Ally- I love the idea that to build community the drawing in needs to bring in the periphery. I watch that same dynamic a lot in various communities where the "in group" excludes rather than includes. I am not sure it is even conscious. We can easily get focused on the immediacy of the people we already know and love and be so warm and cozy in that sphere that we become blind to people peering in from the outside. Happens quite off the radar, I think. I think we have to be radical about including others and vigilant about not basking in belonging to the degree we fail to see who may not be privy to such a feeling in the moment. It takes a lot of getting over ourselves!

kwajnman said...

Thoughts are brewing and settling… Do you remember Vonnegut’s short story about Granfalloons ?
That is, it is a group of people who outwardly choose or claim to have a shared identity or purpose, but whose mutual association is actually meaningless. The most common granfalloons are associations and societies based on a shared but ultimately fabricated premise.
I am afraid that this is exactly what I think ‘kula’ represents at my studio. What I came to realize when I read your blog was that all the talk about kula makes me expect something which isn’t there, and actually doesn’t have to be there, but because it is mentioned in every single yogaclass I take part in, I somehow feel it is missing. Hmmm..
I think I was happier doing yoga before Anusara was introduced at my studio, not only don’t I get all the alignment cues, but all the heart opening and the kula talk doesn’t sit so well with me and seems not so genuine.
Why can't we just do some yoga?

Christina Sell said...

I think that makes perfect sense and it is important for yoga teachers to know that students are feeling that way.

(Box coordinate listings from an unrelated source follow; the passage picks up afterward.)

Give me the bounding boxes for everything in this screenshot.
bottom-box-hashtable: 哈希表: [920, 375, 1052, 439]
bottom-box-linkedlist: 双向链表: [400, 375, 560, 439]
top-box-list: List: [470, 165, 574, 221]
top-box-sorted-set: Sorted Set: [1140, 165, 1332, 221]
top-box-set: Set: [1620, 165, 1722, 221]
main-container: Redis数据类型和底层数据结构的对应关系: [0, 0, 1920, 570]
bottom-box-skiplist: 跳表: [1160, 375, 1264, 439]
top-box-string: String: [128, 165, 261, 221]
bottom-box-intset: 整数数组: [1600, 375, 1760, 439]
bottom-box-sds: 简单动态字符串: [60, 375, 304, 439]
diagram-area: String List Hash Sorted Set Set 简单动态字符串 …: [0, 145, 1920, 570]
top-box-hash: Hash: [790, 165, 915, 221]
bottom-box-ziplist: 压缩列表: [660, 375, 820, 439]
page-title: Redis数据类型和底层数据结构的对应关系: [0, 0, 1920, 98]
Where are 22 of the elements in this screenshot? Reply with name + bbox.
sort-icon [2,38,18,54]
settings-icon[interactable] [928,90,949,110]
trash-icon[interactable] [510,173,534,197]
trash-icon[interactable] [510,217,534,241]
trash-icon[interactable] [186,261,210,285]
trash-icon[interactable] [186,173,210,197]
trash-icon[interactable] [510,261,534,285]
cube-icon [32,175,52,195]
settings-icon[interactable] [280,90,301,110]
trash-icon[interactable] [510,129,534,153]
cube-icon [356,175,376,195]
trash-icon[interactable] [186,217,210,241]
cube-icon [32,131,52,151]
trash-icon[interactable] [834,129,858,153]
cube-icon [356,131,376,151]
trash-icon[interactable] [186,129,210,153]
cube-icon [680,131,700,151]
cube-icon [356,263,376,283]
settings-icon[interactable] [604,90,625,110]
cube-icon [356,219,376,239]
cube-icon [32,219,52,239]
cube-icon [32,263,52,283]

I generally make sure I talk very little about community in my classes until a community is really there... Community is not a guarantee in yoga classes and studios and so I do not articulate it much until I have a real sense that a group bond is present and the students feel it, then I name it and talk about it.

I think a lot of times what happens is teachers come home from big workshops where they hooked into the strong, global community network and come home talking with starry eyes about "the kula" and when it is not the student's direct experience it feels false and even can increase feelings of isolation and difference.

Having said that, what is wild is that in the same room one person will feel "a part of" and another person will feel "apart from" and what feels inclusive and resonant to some will feel odd, foreign and exclusive to others.

Same with alignment- for every person who loves the nuanced cues about how to work within the pose, others find them obtuse and hard to penetrate. It sounds like a frustrating place to be to feel like what Anusara yoga has brought to you hasn't been positive. I know its not for everyone and I also know that, for instance, I am not the teacher for everyone. Some people love Anusara yoga but not how I teach it and vice versa. So there are a lot of variables, I suppose. But I totally get that your experience is difficult.

Like I so often say, none of this is easy and yet the pathway through it is worthwhile.

As a teacher and someone who trains teachers, I find your comments are very thought-provoking and serve as very good reminders of how multifaceted the path of teaching and facilitating community is. It gives me a lot to brew upon as well!